“Tide turn up any keepers?” the lad called down when he’d been spotted. His smile faded and he gazed out at the river, ignoring the pair of them below as he sucked on the stem of a thin black pipe.
“We should probably get off the shore,” Edwina said.
Ian followed her lead until they stood at the foot of the narrow stone stairs leading up to the embankment. From the ground looking up, the steps were steep and narrow, slick from slime and mud, and without any benefit of a guardrail. And now they were blocked by the boy smoking his pipe. Two other ragtag youths joined him at the top of the steps. Then two more until there were five of them crouching above, watching like birds of prey.
“Let us pass, please,” Edwina said.
“Might be we should shake out your pockets first and see what the river’s brought us,” the lad answered, his eyes glinting hard at Ian, knowing he was in full control of the moment. “Anyways, might be one of you’ve got something on you that would be happier with me.”
He seemed to think himself a dandy by the way he stood, confidently tucking his thumbs in the pockets of his brown-and-yellow plaid coat while he held the pipe tight in his rotten teeth, yet unaware he was still just a young street tough in hand-me-down clothes for all the world to see. The rest of the boys, one in a crushed top hat that sat lopsided on his head and the others dressed in mismatched plaids and paisleys too threadbare to hand down to even an unloved sibling, bore the scruff of first whiskers. They were a wiry and ravenous-looking lot, and hungry not only for a meal but for something more. The eagerness in their eyes as they tracked their prey from above sent a foreboding shiver through Edwina as she wondered why she hadn’t thought to arm herself with a ten-inch hatpin too.

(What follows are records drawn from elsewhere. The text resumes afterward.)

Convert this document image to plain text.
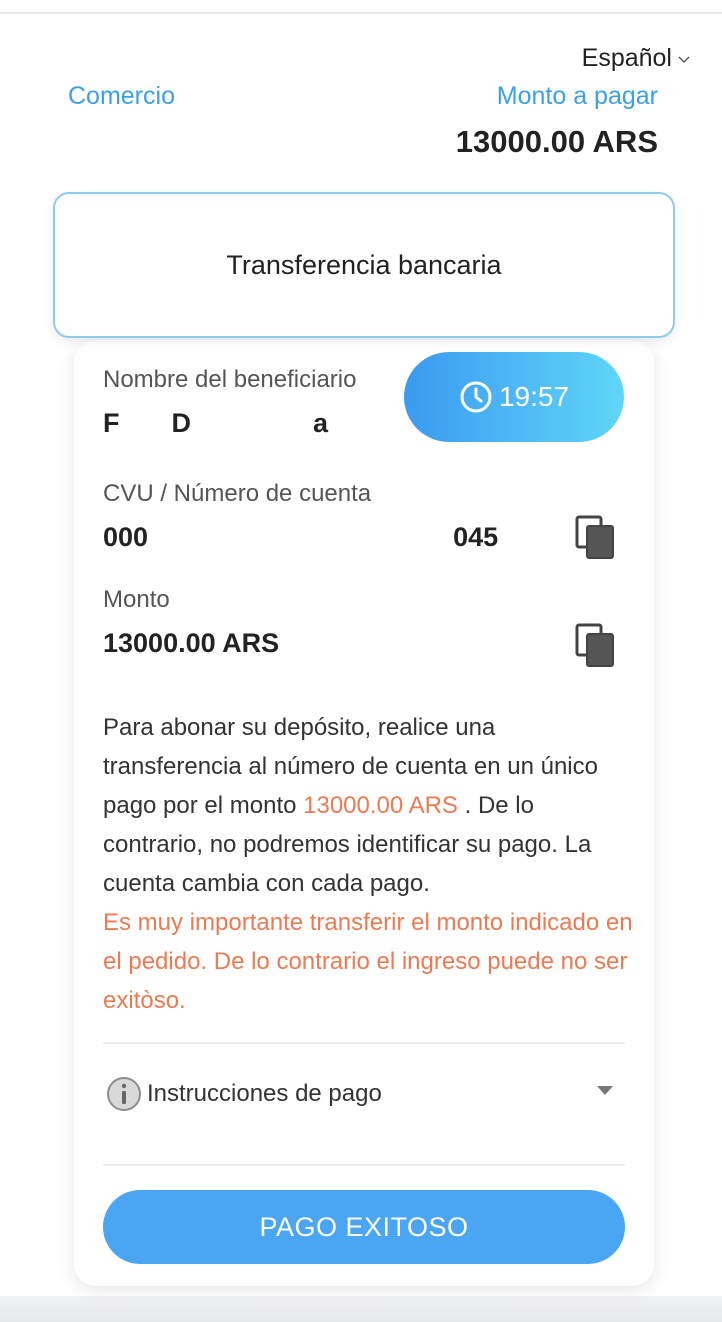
Español
Comercio	Monto a pagar
13000.00 ARS
Transferencia bancaria
Nombre del beneficiario
F D	a
19:57
CVU / Número de cuenta
000	045
Monto
13000.00 ARS
Para abonar su depósito, realice una transferencia al número de cuenta en un único pago por el monto 13000.00 ARS . De lo contrario, no podremos identificar su pago. La cuenta cambia con cada pago.
Es muy importante transferir el monto indicado en el pedido. De lo contrario el ingreso puede no ser exitòso.
Instrucciones de pago
PAGO EXITOSO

“Does he mean to rob us?” Edwina asked Ian and clutched her shawl a little tighter.
“He’s a canny one, if he does,” he replied. “The tide is rising and we have nae choice but to climb the stairs straight into his hands.”
Edwina cast an eye up and down the shore. The strip of rocky land was abandoned. The smart ones had already climbed to high ground. It was just them and the gang of boys left to negotiate the distance between the shore and the embankment.
“Best come up now before the river swallows you for supper,” the dandy said, then spit on the street as a black cab rolled past behind him.
“What do we do?” she asked. “Climb or swim?”
“Come now, surely those aren’t our only options,” Ian said.
Ian squinted and smiled up at the lads. He couldn’t mean to reason with them, Edwina thought. Or charm them. This wasn’t some quiet countryside village in the north. These were street thieves with hunters’ hearts. Now that they were on the chase, they wouldn’t stop until they got what they were after. But other than a few pence and the trinkets she’d found on the shore, Edwina had nothing of value they’d be satisfied with. Nothing material, anyway. Ian was fit enough, she knew, after embracing his solid body while they’d carried him up the stairs and laid him in their father’s bed, but even he couldn’t take on five desperate youths alone. And using magic against mortals was strictly forbidden in public. He’d be arrested.
To her surprise, Ian neither cajoled for their release nor championed for a fight. Instead he smiled and began reciting a line of poetry as he moved to stand in front of her in what she interpreted as a gallant gesture of protection. “If good, go forth and hallow thee,” he called up. “If of ill, let the earth swallow thee. If thou’rt of air, let gray mist fold thee. If of earth, let the swart mine hold thee.” He continued quoting his poem while the boys gawked openmouthed. “If a pixie, seek thy ring. If a nixie, seek thy spring.”
When he finished, the boys’ stern, unholy faces broke into laughter. One slapped his knee and pointed. “He’s raving mad, this one.”
Edwina had doubted Ian’s ploy, but his unhinged response to their threat seemed to have thrown the boys off their predatory instinct, at least for the moment. They exchanged glances, had a good laugh, and then taunted the apparently deranged pair by flicking their spent cigarettes at them from the top of the stairs. All but the dandy with the pipe in his teeth. Straight-faced, he smacked one of the tallest boys on the cheek, and the rest sobered up, flinching in fear of receiving the same.
She had to wonder what Ian had meant to accomplish with his gibberish. They should have made a run for the stairs when the boys were distracted. Yelled for help from a passerby on the street. Or drawn the knife in Ian’s pocket and fought their way off the foreshore. Instead, they remained on the bottom step while her ankles wobbled in her boots from fear, her breath catching on the stink of fish and sludge rising with the river.